В письме Пастернаку, публикуемом сегодня в нашей газете, содержится и детальный разбор его произведения, и предупрежденпе, над которым автор мог бы и должен был задуматься. Казалось даже, что он начинает понимать доводы советских писателей, прочитавших его рукопись. Но, наделенный психологией своего героя, воинствующего индивидуалиста Живаго, он поддался лести зарубежных, пропагандистских сирен. Для того, чтобы прислушаться к голосу своих коллег по перу, нужно видеть в них друзей и единомышленников. А Пастернак не хотел видеть в советских писателях своих единомышленников и друзей. Охваченный манией величия, он даже не постеснялся в своей одновременно с романом выпущенной во Франции "Автобиографии" облить грязью Маяковского, с которым, как известно, в свое время его связывали дружеские отношения. Одна и та же рука написала роман "Доктор Живаго" и эти кощунственные строки: "Маяковского стали насаждать насильственно, как картошку во времена Екатерины". Стоит ли удивляться тому, что французский еженедельник "Ар" вынес эти слова в качестве заголовка на газетную полосу? "Мы счастливы, - писала редакция, публикуя отрывок из "Автобиографии", - предоставить читателю эти неизданные страницы..." Чем же, как не поцелуем Иуды, выглядят в свете этих клеветнических строк "прочувствованные" стихи, написанные Пастернаком на смерть Маяковского?

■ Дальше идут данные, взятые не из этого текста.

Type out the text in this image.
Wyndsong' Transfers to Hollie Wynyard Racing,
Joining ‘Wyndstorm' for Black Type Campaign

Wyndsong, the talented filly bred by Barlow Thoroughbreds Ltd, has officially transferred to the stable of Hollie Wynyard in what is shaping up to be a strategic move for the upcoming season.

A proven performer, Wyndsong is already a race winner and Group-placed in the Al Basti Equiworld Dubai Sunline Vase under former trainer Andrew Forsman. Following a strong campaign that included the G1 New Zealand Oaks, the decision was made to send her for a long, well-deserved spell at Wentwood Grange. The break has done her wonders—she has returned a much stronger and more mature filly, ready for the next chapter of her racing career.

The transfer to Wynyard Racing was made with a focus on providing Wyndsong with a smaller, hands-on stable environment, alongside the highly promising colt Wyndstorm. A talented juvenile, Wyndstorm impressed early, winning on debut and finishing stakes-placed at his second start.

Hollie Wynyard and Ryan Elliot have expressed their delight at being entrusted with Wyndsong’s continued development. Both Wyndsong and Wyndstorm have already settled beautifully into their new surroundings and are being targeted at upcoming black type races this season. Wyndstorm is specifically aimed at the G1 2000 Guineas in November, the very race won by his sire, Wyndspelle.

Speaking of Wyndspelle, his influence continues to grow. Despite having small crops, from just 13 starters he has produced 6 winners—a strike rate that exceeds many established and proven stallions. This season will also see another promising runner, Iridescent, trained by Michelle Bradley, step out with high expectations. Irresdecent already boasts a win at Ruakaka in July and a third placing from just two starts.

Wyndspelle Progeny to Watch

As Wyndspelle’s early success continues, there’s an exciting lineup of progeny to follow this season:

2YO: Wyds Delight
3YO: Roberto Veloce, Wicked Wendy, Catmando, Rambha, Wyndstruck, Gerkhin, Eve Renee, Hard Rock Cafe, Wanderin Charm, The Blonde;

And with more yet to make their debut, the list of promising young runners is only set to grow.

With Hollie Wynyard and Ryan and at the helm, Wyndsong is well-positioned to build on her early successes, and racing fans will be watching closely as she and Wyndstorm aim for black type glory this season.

"Счастье", пережитое редакцией журнала "Ар", разделили с ней все те, кто приложил свою руку к очередной антисоветской акции... Критика американского журнала "Тайм" больше всего привлекли в романе "Доктор Живаго" "антимарксистские абзацы, от которых захватывает дух". Английская газета "Тайме" в своем литературном приложении с похвалой отозвалась о позиции Пастернака, противопоставившего себя всей советской литературе и "эстетике коммунистической партии". Именно в силу этого, продолжали лондонские злопыхатели, "он приобрел значимость, намного превышающую значимость его произведения".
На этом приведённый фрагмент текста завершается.